Evo Morales was first elected president in 2006. Since then, Morales has presided over what has perhaps been Bolivia’s best decade in modern history, marked by political stability, economic growth and social inclusion. Morales was greatly assisted by high energy prices, which he managed with better discipline than most of his neighbors. According to The Economist the economy grew at a 5.1% average rate in 2006-2014, extreme poverty fell from 38% to 17%, and foreign-exchange reserves (as a share of GDP) are the largest in the region.

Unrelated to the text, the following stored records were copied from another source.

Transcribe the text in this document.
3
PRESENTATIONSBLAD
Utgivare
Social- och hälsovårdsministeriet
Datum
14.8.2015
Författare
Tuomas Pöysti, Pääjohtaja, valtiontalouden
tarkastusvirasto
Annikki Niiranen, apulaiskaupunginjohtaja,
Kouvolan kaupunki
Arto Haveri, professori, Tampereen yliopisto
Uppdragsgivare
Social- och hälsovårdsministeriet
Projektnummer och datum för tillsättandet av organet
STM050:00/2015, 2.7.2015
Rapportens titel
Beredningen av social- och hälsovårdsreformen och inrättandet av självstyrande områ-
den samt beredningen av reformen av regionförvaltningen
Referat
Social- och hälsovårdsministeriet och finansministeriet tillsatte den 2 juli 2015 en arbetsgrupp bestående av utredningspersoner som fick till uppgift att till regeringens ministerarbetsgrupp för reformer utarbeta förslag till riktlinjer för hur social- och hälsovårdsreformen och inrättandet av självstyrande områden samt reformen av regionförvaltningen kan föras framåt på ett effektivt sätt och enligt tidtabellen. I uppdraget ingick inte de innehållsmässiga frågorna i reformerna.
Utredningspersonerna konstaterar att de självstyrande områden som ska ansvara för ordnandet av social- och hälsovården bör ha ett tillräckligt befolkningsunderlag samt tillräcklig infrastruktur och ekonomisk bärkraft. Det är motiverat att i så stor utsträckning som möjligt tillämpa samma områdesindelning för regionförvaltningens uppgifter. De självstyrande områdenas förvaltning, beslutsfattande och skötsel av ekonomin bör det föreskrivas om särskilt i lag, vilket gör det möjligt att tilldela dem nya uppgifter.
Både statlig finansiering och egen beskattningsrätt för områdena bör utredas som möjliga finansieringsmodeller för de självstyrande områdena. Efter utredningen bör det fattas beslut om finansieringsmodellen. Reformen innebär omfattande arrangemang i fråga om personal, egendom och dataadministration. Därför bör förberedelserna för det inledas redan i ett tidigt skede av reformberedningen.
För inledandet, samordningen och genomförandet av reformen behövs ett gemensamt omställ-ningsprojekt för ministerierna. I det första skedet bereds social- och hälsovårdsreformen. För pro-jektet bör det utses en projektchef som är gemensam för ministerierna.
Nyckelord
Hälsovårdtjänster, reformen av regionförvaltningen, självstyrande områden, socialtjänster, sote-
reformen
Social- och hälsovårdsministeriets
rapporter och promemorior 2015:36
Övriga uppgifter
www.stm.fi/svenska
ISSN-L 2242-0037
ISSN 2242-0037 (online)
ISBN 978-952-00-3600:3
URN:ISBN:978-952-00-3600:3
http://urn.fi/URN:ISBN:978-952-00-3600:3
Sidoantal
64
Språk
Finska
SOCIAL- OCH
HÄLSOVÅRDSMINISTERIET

But now the prices that allowed much of that to happen are down and the president will have to face new challenges in the four years that remain in his current term. Bolivia’s economy is entirely dependent on the export of natural gas, mainly to its neighbors, Brazil and Argentina, which are demanding less of it as their economies have slowed down. The government has been seeking to diversify its energy sector downstream by constructing a natural gas liquids separation plant, an ammonia and urea plant, and has projects to produce plastics in the near future. The government has also announced plans to build gas-fueled electricity generating plants to sell power, rather than unprocessed fuel, to its neighbors.

These investments may payoff for Bolivia by increasing value added to its exports and reducing vulnerability to commodity price volatility. But they need to be financed, and income from hydrocarbons has been dropping significantly. Moreover, since the nationalization in 2006, which returned control over hydrocarbon resources to the state and reduced the take of private companies that partner with YPFB, the government has been less successful in maintaining exploration efforts and adequate reserves. The government has been subsidizing the domestic price of oil above international prices, but in the present context it has not done much to attract new investment.

More so than yesterday’s referendum, the ultimate test for Evo Morales will be governing over the down cycle in the remainder of his current term. Winning the referendum would provide a tailwind but make it difficult to downsize spending plans. Losing the referendum could inflict some real damage and require that he devote attention and resources to fending off the opposition and planning for a political transition within his own party.